LLDif: Diffusion Models for Low-light Emotion Recognition
Zhifeng Wang, Kaihao Zhang, Ramesh Sankaranarayana
TL;DR
LLDif tackles facial expression recognition in extremely low-light (LL) conditions by learning a compact Embedding Prior Distribution (EPD) that couples visual features with emotion labels. It employs a two-stage diffusion-based framework: stage-1 uses Label-aware CLIP (LA-CLIP) to generate a joint EPD $Z$ that guides label restoration in a Low-Light transformer (LLformer), and stage-2 uses a diffusion model to directly infer a refined EPD from LL images, enabling accurate predictions with few diffusion steps. The architecture combinação includes LA-CLIP, PNET, LLformer, and a diffusion-based label restoration pathway with cross-window attention in DLNet and transformer-based fusion, trained with a joint loss $\, \mathcal{L}_{total} = \mathcal{L}_{ce} + \mathcal{L}_{kl}$ where $\mathcal{L}_{kl}$ aligns the LA-CLIP and stage-2 EPDs.
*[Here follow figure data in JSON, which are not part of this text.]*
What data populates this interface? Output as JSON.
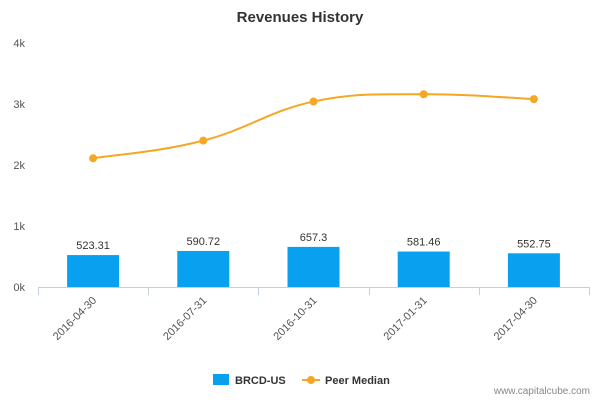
{
  "chart_data": {
    "type": "bar",
    "title": "Revenues History",
    "categories": [
      "2016-04-30",
      "2016-07-31",
      "2016-10-31",
      "2017-01-31",
      "2017-04-30"
    ],
    "ylim": [
      0,
      4000
    ],
    "yticks": [
      {
        "value": 0,
        "label": "0k"
      },
      {
        "value": 1000,
        "label": "1k"
      },
      {
        "value": 2000,
        "label": "2k"
      },
      {
        "value": 3000,
        "label": "3k"
      },
      {
        "value": 4000,
        "label": "4k"
      }
    ],
    "grid": false,
    "legend_position": "bottom-center",
    "series": [
      {
        "name": "BRCD-US",
        "type": "bar",
        "color": "#0aa0f0",
        "values": [
          523.31,
          590.72,
          657.3,
          581.46,
          552.75
        ],
        "labels": [
          "523.31",
          "590.72",
          "657.3",
          "581.46",
          "552.75"
        ]
      },
      {
        "name": "Peer Median",
        "type": "line",
        "color": "#f5a623",
        "values": [
          2110,
          2400,
          3040,
          3160,
          3080
        ]
      }
    ]
  },
  "footer": {
    "watermark": "www.capitalcube.com"
  }
}
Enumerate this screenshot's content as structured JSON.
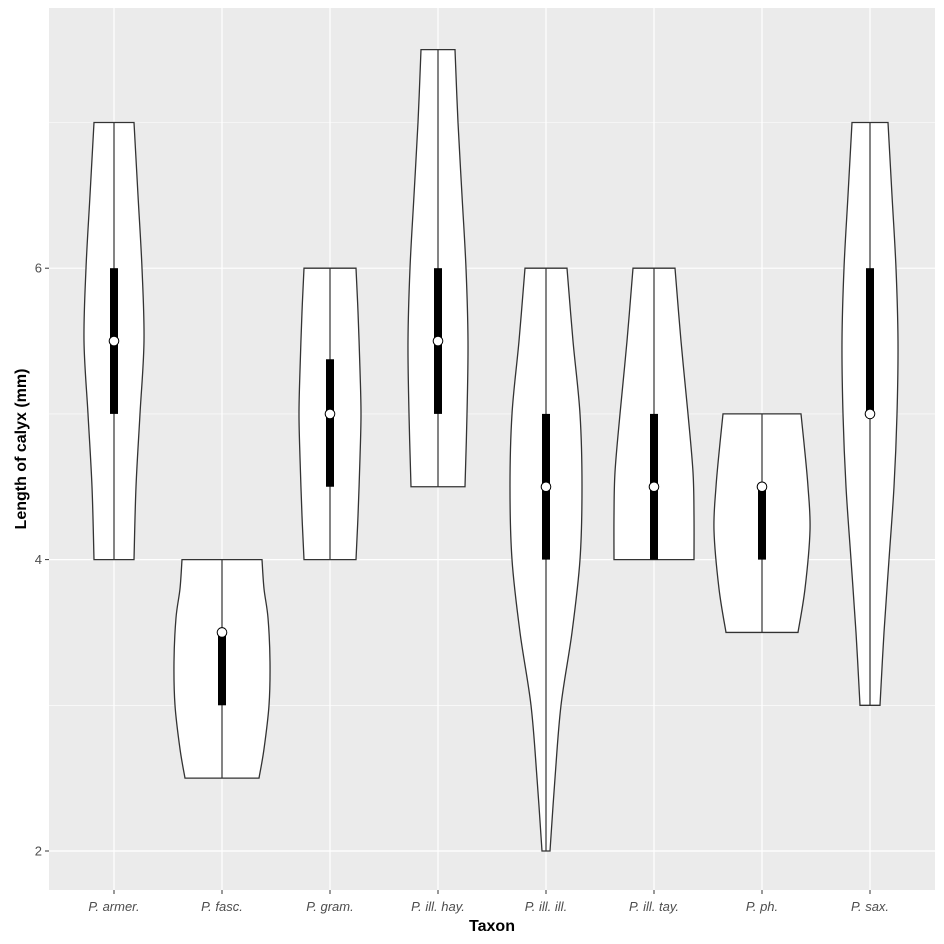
{
  "chart_data": {
    "type": "violin",
    "xlabel": "Taxon",
    "ylabel": "Length of calyx (mm)",
    "categories": [
      "P. armer.",
      "P. fasc.",
      "P. gram.",
      "P. ill. hay.",
      "P. ill. ill.",
      "P. ill. tay.",
      "P. ph.",
      "P. sax."
    ],
    "y_ticks": [
      2,
      4,
      6
    ],
    "ylim": [
      1.75,
      7.85
    ],
    "grid": true,
    "legend": "none",
    "series": [
      {
        "category": "P. armer.",
        "min": 4,
        "max": 7,
        "q1": 5,
        "median": 5.5,
        "q3": 6,
        "density": [
          [
            4,
            20
          ],
          [
            4.5,
            22
          ],
          [
            5,
            26
          ],
          [
            5.5,
            30
          ],
          [
            6,
            28
          ],
          [
            6.5,
            24
          ],
          [
            7,
            20
          ]
        ]
      },
      {
        "category": "P. fasc.",
        "min": 2.5,
        "max": 4,
        "q1": 3,
        "median": 3.5,
        "q3": 3.5,
        "density": [
          [
            2.5,
            37
          ],
          [
            2.7,
            42
          ],
          [
            3,
            47
          ],
          [
            3.3,
            48
          ],
          [
            3.6,
            46
          ],
          [
            3.8,
            42
          ],
          [
            4,
            40
          ]
        ]
      },
      {
        "category": "P. gram.",
        "min": 4,
        "max": 6,
        "q1": 4.5,
        "median": 5,
        "q3": 5.375,
        "density": [
          [
            4,
            26
          ],
          [
            4.3,
            28
          ],
          [
            4.7,
            30
          ],
          [
            5,
            31
          ],
          [
            5.3,
            30
          ],
          [
            5.7,
            28
          ],
          [
            6,
            26
          ]
        ]
      },
      {
        "category": "P. ill. hay.",
        "min": 4.5,
        "max": 7.5,
        "q1": 5,
        "median": 5.5,
        "q3": 6,
        "density": [
          [
            4.5,
            27
          ],
          [
            5,
            29
          ],
          [
            5.5,
            30
          ],
          [
            6,
            28
          ],
          [
            6.5,
            24
          ],
          [
            7,
            20
          ],
          [
            7.5,
            17
          ]
        ]
      },
      {
        "category": "P. ill. ill.",
        "min": 2,
        "max": 6,
        "q1": 4,
        "median": 4.5,
        "q3": 5,
        "density": [
          [
            2,
            4
          ],
          [
            2.5,
            9
          ],
          [
            3,
            15
          ],
          [
            3.5,
            26
          ],
          [
            4,
            34
          ],
          [
            4.5,
            36
          ],
          [
            5,
            34
          ],
          [
            5.5,
            27
          ],
          [
            6,
            21
          ]
        ]
      },
      {
        "category": "P. ill. tay.",
        "min": 4,
        "max": 6,
        "q1": 4,
        "median": 4.5,
        "q3": 5,
        "density": [
          [
            4,
            40
          ],
          [
            4.3,
            40
          ],
          [
            4.6,
            39
          ],
          [
            5,
            34
          ],
          [
            5.5,
            27
          ],
          [
            6,
            21
          ]
        ]
      },
      {
        "category": "P. ph.",
        "min": 3.5,
        "max": 5,
        "q1": 4,
        "median": 4.5,
        "q3": 4.5,
        "density": [
          [
            3.5,
            36
          ],
          [
            3.8,
            43
          ],
          [
            4.2,
            48
          ],
          [
            4.5,
            46
          ],
          [
            4.8,
            42
          ],
          [
            5,
            39
          ]
        ]
      },
      {
        "category": "P. sax.",
        "min": 3,
        "max": 7,
        "q1": 5,
        "median": 5,
        "q3": 6,
        "density": [
          [
            3,
            10
          ],
          [
            3.5,
            14
          ],
          [
            4,
            19
          ],
          [
            4.5,
            24
          ],
          [
            5,
            27
          ],
          [
            5.5,
            28
          ],
          [
            6,
            26
          ],
          [
            6.5,
            22
          ],
          [
            7,
            18
          ]
        ]
      }
    ],
    "colors": {
      "panel_background": "#ebebeb",
      "grid_major": "#ffffff",
      "violin_fill": "#ffffff",
      "violin_outline": "#333333",
      "box": "#000000",
      "median_point_fill": "#ffffff",
      "tick_text": "#4d4d4d",
      "title_text": "#000000"
    }
  }
}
Experimental results across LL-RAF-DB, LL-FERPlus, and LL-KDEF show competitive or superior accuracy compared to SOTA methods, demonstrating the practical potential of diffusion priors for robust LL FER in real-world applications.
Abstract
This paper introduces LLDif, a novel diffusion-based facial expression recognition (FER) framework tailored for extremely low-light (LL) environments. Images captured under such conditions often suffer from low brightness and significantly reduced contrast, presenting challenges to conventional methods. These challenges include poor image quality that can significantly reduce the accuracy of emotion recognition. LLDif addresses these issues with a novel two-stage training process that combines a Label-aware CLIP (LA-CLIP), an embedding prior network (PNET), and a transformer-based network adept at handling the noise of low-light images. The first stage involves LA-CLIP generating a joint embedding prior distribution (EPD) to guide the LLformer in label recovery. In the second stage, the diffusion model (DM) refines the EPD inference, ultilising the compactness of EPD for precise predictions. Experimental evaluations on various LL-FER datasets have shown that LLDif achieves competitive performance, underscoring its potential to enhance FER applications in challenging lighting conditions.